Strange, in his HBO special about depression, he tells the same 60 Minutes story but it´s his MOTHER who would change the channel. Not only that, I think she was a single mother, so no father.
Jokes involve the sounds of words, among other components. Maybe Gary decided that one parental unit name sounds funnier than the other, so he changed it up.
OK, now I've seen Gary not do so great. Nearly bombing, but not quite. Rare, I hope, for him, I love his material and his delivery, both. I love Live From Here, too! But on his night it was not his room.
What a horrible set up for stand up....a band setting up around you while you do your set. You could see the look on Gary's face, it was a "you have got to be kidding me" look as the guy was kneeling down plugging in his ukulele, or whatever it is.
That is a taping of the Prairie Home Companion, which is a live radio program. The guy with the mandolin is Chris Thile, the host (who took over from Garrison Keillor), & the band are all the players who made the program come alive (like old time radio programs did). This is how it worked with ALL musician guests. Old time radio wasn't seen- it was heard. So in the old days the listeners didn't know about all the stuff going on around the singer, or the Lone Ranger show, or whatever. The fact that PHC was taped with a live audience meant they had the chance to see all the nuts & bolts.

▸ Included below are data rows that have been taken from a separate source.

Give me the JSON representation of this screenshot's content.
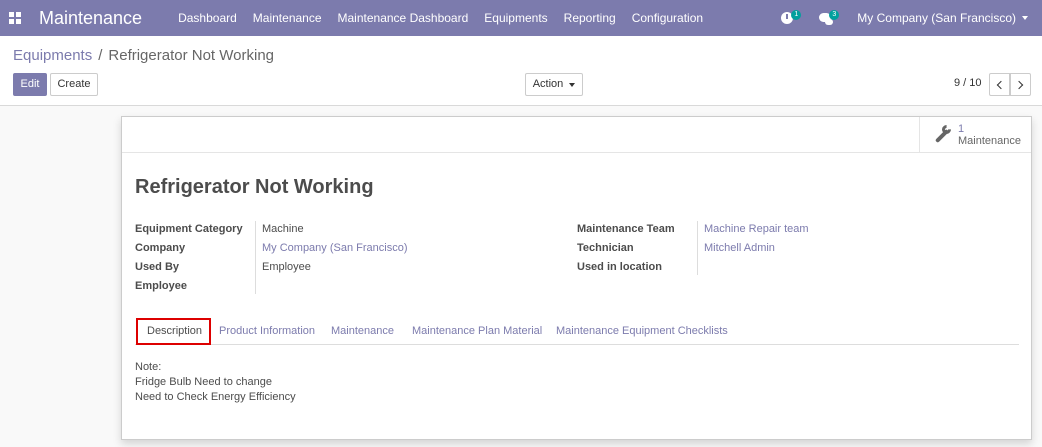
{
  "navbar": {
    "brand": "Maintenance",
    "menu": [
      "Dashboard",
      "Maintenance",
      "Maintenance Dashboard",
      "Equipments",
      "Reporting",
      "Configuration"
    ],
    "activity_count": "1",
    "message_count": "3",
    "company": "My Company (San Francisco)"
  },
  "breadcrumb": {
    "parent": "Equipments",
    "separator": "/",
    "current": "Refrigerator Not Working"
  },
  "buttons": {
    "edit": "Edit",
    "create": "Create",
    "action": "Action"
  },
  "pager": {
    "text": "9 / 10"
  },
  "stat": {
    "value": "1",
    "label": "Maintenance"
  },
  "record": {
    "title": "Refrigerator Not Working",
    "left_fields": [
      {
        "label": "Equipment Category",
        "value": "Machine",
        "link": false
      },
      {
        "label": "Company",
        "value": "My Company (San Francisco)",
        "link": true
      },
      {
        "label": "Used By",
        "value": "Employee",
        "link": false
      },
      {
        "label": "Employee",
        "value": "",
        "link": false
      }
    ],
    "right_fields": [
      {
        "label": "Maintenance Team",
        "value": "Machine Repair team",
        "link": true
      },
      {
        "label": "Technician",
        "value": "Mitchell Admin",
        "link": true
      },
      {
        "label": "Used in location",
        "value": "",
        "link": false
      }
    ]
  },
  "tabs": [
    "Description",
    "Product Information",
    "Maintenance",
    "Maintenance Plan Material",
    "Maintenance Equipment Checklists"
  ],
  "description": {
    "lines": [
      "Note:",
      "Fridge Bulb Need to change",
      "Need to Check Energy Efficiency"
    ]
  },
  "colors": {
    "brand": "#7c7bad",
    "badge": "#00a09d",
    "highlight": "#dd0000"
  }
}
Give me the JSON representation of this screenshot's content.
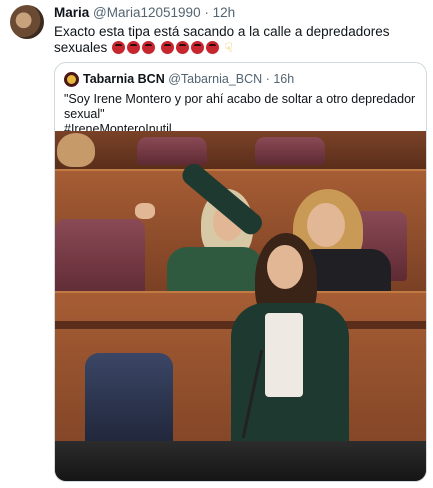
{
  "tweet": {
    "author_name": "Maria",
    "author_handle": "@Maria12051990",
    "separator": "·",
    "time": "12h",
    "text": "Exacto esta tipa está sacando a la calle a depredadores sexuales"
  },
  "quoted_tweet": {
    "author_name": "Tabarnia BCN",
    "author_handle": "@Tabarnia_BCN",
    "separator": "·",
    "time": "16h",
    "text": "\"Soy Irene Montero y por ahí acabo de soltar a otro depredador sexual\"",
    "hashtag": "#IreneMonteroInutil"
  },
  "icons": {
    "emoji_angry": "angry-face-icon",
    "emoji_hand": "pointing-down-hand-icon"
  },
  "colors": {
    "text": "#0f1419",
    "secondary": "#536471",
    "border": "#cfd9de",
    "emoji_red": "#c6262e"
  }
}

From this point on I will forever attempt to embody Gary's seemingly unaffected demeanour toward loitering, unimpressed instrument players when I sense undue pressure.
That's the radio program Prairie Home Companion. The whole show is like that. THAT is a radio show for NPR that would be done live in front of an audience. And so "barn theater" WAS the look & feel of the old timey radio show made famous by Garrison Keillor!
He's not making fun of the kids. He's making fun of the differences between they way they put out information ABOUT missing kids then as compared to now. THEN they had milk cartons- school lunchroom tiny milk cartons that kids who WEREN'T missing looked at while eating their lunch!. NOW they have Amber Alerts & Code Adams that go out over all the media channels.
hes got great jokes but his delivery is a tad slow and dry by his monotone voice. Speed up the punchline and have a little bit more energy.My own opinion.I will still watch him.he makes me laugh.